Do you remember those labyrinths that we used to visit at fairs as children? It used to be a deeply disturbing experience as a kid, maybe even disappointing at times. Labyrinths are so unnerving because they juggle with our memories. They make us question our sanity because the paths we could have sworn we knew suddenly become alien. You keep running around looking for an escape door but only find yourself coming back to the same place over and over again. Memories become more unreliable and the lines between truth and perception begin to blur.

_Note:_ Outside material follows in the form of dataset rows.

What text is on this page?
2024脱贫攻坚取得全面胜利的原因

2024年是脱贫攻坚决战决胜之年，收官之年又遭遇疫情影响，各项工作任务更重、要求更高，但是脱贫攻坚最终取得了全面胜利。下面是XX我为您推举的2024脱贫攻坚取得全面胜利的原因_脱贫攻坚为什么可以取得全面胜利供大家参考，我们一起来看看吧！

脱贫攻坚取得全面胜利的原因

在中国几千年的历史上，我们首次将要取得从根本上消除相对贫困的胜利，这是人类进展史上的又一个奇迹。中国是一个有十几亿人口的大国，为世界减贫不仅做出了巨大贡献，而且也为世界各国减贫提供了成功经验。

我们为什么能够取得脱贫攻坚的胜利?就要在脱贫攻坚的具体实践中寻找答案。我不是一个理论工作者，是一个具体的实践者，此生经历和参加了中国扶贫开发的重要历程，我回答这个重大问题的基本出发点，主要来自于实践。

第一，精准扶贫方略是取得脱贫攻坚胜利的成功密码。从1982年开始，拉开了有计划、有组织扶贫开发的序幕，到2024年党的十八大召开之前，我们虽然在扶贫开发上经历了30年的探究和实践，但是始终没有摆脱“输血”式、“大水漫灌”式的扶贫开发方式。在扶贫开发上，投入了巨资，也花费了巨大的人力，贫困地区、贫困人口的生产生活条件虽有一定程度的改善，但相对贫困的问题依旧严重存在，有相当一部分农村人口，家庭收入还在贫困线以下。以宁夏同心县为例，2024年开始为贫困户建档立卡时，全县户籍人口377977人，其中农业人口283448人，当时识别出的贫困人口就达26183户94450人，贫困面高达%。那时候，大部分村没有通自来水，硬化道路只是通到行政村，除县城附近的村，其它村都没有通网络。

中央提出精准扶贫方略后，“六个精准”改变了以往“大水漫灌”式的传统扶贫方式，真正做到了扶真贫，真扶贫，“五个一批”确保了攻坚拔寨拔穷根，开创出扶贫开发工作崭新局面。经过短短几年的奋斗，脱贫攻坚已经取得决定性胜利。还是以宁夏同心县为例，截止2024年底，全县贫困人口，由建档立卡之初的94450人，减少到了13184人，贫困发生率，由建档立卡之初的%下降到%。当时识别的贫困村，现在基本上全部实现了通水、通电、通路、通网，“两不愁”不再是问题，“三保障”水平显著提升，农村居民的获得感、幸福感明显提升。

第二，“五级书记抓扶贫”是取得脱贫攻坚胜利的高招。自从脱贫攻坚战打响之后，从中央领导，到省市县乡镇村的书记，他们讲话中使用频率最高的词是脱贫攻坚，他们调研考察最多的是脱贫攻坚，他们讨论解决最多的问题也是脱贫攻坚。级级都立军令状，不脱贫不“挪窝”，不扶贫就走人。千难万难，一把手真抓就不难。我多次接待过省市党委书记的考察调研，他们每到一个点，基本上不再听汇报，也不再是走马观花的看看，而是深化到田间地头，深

So considering that ‘The Father’ is an exploration of the psyche of a man suffering from dementia, it makes sense that the architecture of The Father has been constructed like a labyrinth. The film dives into the mind of Anthony, a London man losing his memory at a fast pace, and his degrading relationship with his daughter Anne. By superimposing unclear memories that play out like believable realities, the film starts unsettling the viewer itself in order to make them feel whatever the protagonist has been feeling. As you see the truth changing again and again over the course of the narrative, you can feel Anthony’s anguish.
The film is set in a space we initially believe to be Anthony’s flat. But just like Anthony’s perception of people is unreliable, so are his memories of the space he resides in. Not only do faces and names of the people around him keep changing, but the objects keep shifting form too. This shift is deliberately more understated, as the director wants the viewer to feel the change despite being completely sure if the change is happening. This is why the walls change colors, objects keep disappearing, furniture arrangements look different in every other scene. The flat has long corridors that become the labyrinth path that Anthony keeps exploring, trying to make sense of the puzzle he is in. The spaces hence become an important element of the film, and due time is given to them by continually placing the camera’s gaze on different corners of the flat.
It’s a wonder how the film is able to evoke empathy for Anne too, despite showing the world explicitly from Anthony’s lens. It’s probably an extension of the latter’s muddled but sensitive view of the world which is deeply grateful to Anne for caring for him in his most difficult moments. In a heartbreaking moment that comes halfway through the film, Anthony thanks Anne for “everything”. In a film that otherwise anchors the focus on his self-serving attributes, this one moment is enough to show his inherent gratitude and love towards his daughter and bring one down to tears.
But more than anything, The Father is a powerful, important cinema that utilizes the power of the medium to tell the story of an increasingly ignored and unimaginably painful illness that continues to torment thousands of elderly folks around us. Debutant director Florian Zeller has pulled us into this maze of memories that dementia patients go through. ‘The father’ is a film that is much more than being just a film with bringing awareness of the negligence, that old people often go through.